"Quando começava a amanhecer, lá fora, levantou-se. Foi até à janela. O céu sem nuvens, por cima das colinas, começava a clarear. Enquanto olhava, as árvores e a fila de prédios de apartamentos de dois andares do outro lado da rua começaram a tomar forma. O céu ficou mais claro, a luz espalhando-se rapidamente por detrás das colinas. Com excepção das vezes em que tinha passado a noite de pé, por causa de um ou outro dos filhos (o que não contava, porque nunca tinha olhado lá para fora, passando a noite entre o quarto e a cozinha) muito poucas vezes na sua vida tinha assistido ao nascer do Sol, e isso só acontecera em pequena. Sabia que nenhum tinha sido como este. Em nenhuma das fotografias que vira ou nos livros que lera tinha aprendido que o nascer do Sol fosse uma coisa assim tão terrível.

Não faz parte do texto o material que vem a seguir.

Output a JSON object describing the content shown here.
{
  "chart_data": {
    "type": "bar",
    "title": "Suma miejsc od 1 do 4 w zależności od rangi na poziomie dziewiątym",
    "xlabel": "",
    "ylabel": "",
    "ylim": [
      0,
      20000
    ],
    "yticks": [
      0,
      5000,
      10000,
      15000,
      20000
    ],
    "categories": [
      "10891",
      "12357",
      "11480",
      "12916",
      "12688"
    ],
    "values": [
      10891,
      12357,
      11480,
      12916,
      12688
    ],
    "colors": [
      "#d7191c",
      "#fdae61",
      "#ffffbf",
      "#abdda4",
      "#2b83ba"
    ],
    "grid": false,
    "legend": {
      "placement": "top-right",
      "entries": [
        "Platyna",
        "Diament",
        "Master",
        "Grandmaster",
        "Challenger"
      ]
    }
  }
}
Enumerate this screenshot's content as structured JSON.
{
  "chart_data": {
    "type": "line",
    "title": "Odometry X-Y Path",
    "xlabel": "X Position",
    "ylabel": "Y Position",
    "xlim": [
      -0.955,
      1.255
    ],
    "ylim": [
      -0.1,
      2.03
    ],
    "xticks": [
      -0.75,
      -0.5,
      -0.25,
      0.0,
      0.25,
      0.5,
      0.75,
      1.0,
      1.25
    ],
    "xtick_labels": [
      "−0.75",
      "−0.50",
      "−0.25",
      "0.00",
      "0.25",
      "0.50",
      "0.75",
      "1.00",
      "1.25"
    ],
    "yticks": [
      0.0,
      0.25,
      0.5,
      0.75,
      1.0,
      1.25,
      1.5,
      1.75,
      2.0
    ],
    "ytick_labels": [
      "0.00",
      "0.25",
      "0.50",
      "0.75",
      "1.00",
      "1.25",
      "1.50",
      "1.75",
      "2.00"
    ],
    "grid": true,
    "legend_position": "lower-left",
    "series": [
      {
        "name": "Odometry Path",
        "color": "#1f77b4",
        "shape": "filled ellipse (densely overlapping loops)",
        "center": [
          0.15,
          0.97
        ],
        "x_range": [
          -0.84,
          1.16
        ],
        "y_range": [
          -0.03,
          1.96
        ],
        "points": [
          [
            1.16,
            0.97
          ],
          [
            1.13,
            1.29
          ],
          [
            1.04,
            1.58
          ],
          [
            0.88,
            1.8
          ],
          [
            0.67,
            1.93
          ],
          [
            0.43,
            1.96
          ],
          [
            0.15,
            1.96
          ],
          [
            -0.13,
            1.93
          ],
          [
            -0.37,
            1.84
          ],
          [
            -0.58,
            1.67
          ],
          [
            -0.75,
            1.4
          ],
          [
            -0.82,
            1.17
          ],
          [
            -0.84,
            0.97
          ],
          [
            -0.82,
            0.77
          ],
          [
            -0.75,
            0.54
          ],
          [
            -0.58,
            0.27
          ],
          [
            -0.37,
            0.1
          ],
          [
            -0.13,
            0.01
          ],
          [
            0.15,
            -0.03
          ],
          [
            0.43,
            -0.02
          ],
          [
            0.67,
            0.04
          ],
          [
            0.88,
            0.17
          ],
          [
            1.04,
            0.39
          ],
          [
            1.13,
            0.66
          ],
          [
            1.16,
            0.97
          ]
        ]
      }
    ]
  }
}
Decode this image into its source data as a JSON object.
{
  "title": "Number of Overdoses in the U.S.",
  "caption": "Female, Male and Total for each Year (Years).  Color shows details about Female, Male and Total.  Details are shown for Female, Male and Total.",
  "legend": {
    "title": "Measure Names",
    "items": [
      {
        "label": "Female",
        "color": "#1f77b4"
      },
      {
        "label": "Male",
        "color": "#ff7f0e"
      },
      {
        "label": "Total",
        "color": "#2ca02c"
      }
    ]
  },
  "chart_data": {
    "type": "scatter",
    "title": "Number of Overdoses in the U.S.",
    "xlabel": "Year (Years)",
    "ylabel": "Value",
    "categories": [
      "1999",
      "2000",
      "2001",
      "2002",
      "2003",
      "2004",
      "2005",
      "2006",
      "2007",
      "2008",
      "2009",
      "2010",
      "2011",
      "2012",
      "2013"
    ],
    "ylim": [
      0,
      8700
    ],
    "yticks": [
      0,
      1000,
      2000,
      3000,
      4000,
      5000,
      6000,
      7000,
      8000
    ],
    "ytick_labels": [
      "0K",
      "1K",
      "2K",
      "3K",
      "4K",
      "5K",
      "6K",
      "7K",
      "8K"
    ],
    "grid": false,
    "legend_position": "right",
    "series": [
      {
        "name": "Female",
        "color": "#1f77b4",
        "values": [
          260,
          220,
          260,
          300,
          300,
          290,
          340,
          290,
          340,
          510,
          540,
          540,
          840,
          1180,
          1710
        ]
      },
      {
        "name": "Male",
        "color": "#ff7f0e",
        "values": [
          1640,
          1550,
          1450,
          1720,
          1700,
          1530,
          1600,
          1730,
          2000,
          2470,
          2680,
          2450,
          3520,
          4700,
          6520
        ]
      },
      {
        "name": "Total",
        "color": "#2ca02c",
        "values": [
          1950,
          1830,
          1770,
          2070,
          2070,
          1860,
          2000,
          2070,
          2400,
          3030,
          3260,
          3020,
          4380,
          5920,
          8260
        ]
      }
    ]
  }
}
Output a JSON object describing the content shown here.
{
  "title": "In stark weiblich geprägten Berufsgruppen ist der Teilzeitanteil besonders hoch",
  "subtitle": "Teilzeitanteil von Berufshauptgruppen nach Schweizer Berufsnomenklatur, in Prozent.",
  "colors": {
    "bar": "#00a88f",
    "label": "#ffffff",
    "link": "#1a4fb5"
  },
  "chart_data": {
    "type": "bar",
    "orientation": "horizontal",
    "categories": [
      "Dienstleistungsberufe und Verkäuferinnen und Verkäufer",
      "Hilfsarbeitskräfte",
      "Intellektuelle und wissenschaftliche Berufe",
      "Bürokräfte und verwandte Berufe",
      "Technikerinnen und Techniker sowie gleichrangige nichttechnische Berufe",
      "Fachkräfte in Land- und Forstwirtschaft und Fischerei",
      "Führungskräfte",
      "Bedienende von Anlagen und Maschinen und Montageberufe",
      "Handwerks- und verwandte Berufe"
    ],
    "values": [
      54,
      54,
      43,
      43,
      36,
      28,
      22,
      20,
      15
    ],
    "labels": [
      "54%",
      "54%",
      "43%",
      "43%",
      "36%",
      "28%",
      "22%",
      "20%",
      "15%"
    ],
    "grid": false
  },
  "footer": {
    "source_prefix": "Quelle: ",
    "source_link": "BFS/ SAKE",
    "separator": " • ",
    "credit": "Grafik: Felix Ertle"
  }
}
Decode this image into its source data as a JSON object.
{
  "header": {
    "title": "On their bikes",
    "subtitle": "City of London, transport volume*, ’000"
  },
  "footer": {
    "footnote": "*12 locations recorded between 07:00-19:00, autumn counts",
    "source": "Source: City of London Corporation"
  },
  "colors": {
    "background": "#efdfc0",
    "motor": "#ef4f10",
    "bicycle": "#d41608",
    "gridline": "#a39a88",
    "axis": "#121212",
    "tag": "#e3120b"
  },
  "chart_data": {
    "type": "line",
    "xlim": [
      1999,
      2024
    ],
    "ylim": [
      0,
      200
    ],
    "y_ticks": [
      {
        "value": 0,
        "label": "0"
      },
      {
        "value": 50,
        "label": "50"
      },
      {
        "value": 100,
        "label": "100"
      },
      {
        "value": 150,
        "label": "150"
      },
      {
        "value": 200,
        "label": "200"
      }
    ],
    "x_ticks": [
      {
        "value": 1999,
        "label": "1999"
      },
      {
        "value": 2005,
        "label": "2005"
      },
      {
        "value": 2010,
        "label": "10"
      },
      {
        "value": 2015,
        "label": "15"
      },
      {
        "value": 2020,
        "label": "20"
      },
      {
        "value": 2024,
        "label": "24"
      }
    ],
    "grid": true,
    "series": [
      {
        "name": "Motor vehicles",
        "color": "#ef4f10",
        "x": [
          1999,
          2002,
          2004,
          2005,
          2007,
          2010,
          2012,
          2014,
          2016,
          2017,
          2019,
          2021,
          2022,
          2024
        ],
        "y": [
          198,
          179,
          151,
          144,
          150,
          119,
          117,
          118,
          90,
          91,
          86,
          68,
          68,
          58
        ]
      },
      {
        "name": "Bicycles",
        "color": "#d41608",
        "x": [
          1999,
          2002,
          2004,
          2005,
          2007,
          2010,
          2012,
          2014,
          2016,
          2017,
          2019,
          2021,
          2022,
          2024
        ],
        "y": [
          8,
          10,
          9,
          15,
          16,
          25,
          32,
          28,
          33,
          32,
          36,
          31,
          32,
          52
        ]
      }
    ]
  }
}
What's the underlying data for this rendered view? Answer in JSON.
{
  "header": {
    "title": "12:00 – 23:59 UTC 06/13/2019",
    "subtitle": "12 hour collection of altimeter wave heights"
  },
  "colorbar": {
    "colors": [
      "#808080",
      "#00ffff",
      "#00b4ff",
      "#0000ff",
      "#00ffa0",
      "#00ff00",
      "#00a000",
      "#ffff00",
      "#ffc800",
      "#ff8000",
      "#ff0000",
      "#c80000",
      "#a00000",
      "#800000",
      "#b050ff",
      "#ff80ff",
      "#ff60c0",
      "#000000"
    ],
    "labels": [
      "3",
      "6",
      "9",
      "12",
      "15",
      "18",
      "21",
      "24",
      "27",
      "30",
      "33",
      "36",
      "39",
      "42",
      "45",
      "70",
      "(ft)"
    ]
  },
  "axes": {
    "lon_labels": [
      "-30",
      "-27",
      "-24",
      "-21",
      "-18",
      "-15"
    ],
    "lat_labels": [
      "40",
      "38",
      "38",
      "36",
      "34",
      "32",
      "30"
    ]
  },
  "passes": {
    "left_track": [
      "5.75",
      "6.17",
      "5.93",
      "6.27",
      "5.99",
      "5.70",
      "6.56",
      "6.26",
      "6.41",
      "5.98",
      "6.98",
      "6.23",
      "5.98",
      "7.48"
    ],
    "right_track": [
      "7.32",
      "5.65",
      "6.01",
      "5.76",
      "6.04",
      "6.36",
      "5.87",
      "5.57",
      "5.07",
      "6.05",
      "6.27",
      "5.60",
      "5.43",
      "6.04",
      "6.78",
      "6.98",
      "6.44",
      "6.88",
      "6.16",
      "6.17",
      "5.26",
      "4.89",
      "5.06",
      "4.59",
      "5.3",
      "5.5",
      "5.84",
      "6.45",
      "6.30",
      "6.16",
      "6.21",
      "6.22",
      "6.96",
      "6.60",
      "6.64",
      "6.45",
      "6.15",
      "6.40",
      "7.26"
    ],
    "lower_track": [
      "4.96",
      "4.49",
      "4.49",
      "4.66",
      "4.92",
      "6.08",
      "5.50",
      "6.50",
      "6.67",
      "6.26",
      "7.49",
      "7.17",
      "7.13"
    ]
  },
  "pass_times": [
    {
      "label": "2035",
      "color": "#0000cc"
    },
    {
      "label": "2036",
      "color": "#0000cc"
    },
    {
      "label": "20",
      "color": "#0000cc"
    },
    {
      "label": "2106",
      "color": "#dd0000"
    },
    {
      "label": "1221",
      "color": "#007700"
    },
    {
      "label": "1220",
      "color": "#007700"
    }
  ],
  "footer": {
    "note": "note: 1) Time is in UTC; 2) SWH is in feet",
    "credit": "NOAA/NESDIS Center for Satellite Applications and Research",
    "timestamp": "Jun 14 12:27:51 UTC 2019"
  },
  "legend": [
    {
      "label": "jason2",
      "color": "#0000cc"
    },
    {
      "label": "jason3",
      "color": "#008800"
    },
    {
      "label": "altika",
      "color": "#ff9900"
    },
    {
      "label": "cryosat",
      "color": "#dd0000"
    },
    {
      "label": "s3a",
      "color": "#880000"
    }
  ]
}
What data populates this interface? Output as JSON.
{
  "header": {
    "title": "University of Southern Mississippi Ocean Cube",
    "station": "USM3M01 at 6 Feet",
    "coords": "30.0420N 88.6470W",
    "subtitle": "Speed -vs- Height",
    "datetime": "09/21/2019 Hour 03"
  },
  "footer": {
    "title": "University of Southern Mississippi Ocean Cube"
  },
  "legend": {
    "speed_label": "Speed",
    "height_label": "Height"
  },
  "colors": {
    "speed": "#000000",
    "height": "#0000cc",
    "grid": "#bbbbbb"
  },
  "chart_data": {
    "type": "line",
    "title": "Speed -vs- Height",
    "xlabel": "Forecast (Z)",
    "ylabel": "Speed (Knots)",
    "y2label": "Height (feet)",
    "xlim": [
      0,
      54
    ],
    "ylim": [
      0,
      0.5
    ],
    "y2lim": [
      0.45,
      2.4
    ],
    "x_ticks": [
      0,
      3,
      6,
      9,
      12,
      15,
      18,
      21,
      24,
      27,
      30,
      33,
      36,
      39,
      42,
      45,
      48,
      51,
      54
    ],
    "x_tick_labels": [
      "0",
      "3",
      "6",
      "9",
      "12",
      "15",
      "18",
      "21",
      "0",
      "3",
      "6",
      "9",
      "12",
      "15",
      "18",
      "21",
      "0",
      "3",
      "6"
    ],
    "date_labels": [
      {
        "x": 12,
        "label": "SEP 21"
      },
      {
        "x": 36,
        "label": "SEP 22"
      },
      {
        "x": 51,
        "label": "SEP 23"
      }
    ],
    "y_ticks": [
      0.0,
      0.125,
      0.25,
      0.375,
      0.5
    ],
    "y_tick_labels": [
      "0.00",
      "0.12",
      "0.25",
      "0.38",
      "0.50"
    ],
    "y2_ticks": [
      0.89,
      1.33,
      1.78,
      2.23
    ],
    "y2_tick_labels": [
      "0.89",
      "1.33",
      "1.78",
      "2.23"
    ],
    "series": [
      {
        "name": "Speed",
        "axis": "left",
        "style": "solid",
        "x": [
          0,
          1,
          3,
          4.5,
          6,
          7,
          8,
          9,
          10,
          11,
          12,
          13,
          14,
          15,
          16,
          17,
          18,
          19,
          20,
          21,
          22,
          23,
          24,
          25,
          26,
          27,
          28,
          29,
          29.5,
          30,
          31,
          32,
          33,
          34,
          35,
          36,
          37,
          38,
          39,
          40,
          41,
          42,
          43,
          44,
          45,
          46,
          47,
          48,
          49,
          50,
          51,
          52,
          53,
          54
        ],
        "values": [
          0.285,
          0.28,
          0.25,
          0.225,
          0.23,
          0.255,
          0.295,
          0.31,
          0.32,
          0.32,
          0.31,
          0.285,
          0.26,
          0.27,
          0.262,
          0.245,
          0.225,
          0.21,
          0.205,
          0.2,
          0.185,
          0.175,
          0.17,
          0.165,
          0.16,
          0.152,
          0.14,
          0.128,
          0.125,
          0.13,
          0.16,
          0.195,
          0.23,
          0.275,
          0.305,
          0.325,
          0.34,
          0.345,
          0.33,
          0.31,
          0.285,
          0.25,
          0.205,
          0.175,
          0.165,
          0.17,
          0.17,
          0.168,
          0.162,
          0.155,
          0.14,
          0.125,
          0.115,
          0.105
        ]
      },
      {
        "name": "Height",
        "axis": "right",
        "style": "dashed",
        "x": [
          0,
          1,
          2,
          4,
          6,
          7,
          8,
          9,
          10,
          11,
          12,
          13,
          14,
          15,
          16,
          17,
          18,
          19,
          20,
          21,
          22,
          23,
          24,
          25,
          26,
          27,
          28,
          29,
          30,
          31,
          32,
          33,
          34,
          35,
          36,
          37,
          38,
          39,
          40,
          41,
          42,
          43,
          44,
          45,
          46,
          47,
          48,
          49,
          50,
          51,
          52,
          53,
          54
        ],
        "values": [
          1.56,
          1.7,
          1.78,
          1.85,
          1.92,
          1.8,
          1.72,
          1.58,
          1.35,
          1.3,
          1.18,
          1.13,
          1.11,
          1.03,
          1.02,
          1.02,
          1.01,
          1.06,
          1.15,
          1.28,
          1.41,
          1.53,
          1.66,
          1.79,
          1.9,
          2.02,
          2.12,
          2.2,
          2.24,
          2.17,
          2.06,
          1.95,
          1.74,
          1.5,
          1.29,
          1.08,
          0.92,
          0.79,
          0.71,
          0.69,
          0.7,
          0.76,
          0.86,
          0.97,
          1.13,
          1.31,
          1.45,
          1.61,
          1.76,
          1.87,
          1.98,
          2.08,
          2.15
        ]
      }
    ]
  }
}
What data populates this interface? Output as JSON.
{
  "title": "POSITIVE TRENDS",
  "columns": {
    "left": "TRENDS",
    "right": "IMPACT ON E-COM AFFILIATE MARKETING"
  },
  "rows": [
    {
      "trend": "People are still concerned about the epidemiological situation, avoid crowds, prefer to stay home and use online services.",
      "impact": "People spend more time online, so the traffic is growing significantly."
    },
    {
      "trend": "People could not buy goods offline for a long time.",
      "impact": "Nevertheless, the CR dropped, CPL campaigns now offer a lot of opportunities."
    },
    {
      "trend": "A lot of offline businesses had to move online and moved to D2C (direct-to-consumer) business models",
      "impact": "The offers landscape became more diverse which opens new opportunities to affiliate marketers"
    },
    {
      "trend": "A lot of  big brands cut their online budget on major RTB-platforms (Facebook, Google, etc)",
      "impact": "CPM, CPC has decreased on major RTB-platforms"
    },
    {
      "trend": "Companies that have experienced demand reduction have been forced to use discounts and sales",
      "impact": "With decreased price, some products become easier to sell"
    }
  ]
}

Esperou algum tempo, depois foi até à a porta, deu a volta à chave e saiu para o alpendre. Fechou o roupão junto ao pescoço. O ar estava húmido e frio. Pouco a pouco, as coisas em redor iam-se tornando muito visíveis. Deixou os olhos captarem tudo até se fixarem na luz vermelha intermitente no topo da torre da rádio, no alto da colina do outro lado.
Atravessou o apartamento sombrio, de regresso ao quarto. Ele estava num molho, no meio da cama, com os cobertores amarrotados por cima dos ombros e metade da cabeça enfiada debaixo do travesseiro. Tinha um ar desesperado, mergulhado no seu sono profundo, com um braço estendido para o lado dela da cama e os maxilares cerrados. Enquanto ela olhava, o quarto ficou cheio de luz e os lençóis sem brilho embranqueceram intensamente sob o seu olhar.
Ela humedeceu os lábios com um som pegajoso e pôs-se de joelhos. Apoiou as mãos em cima da cama.
- Meu Deus! - disse ela - Ajuda-nos, meu Deus? - pediu."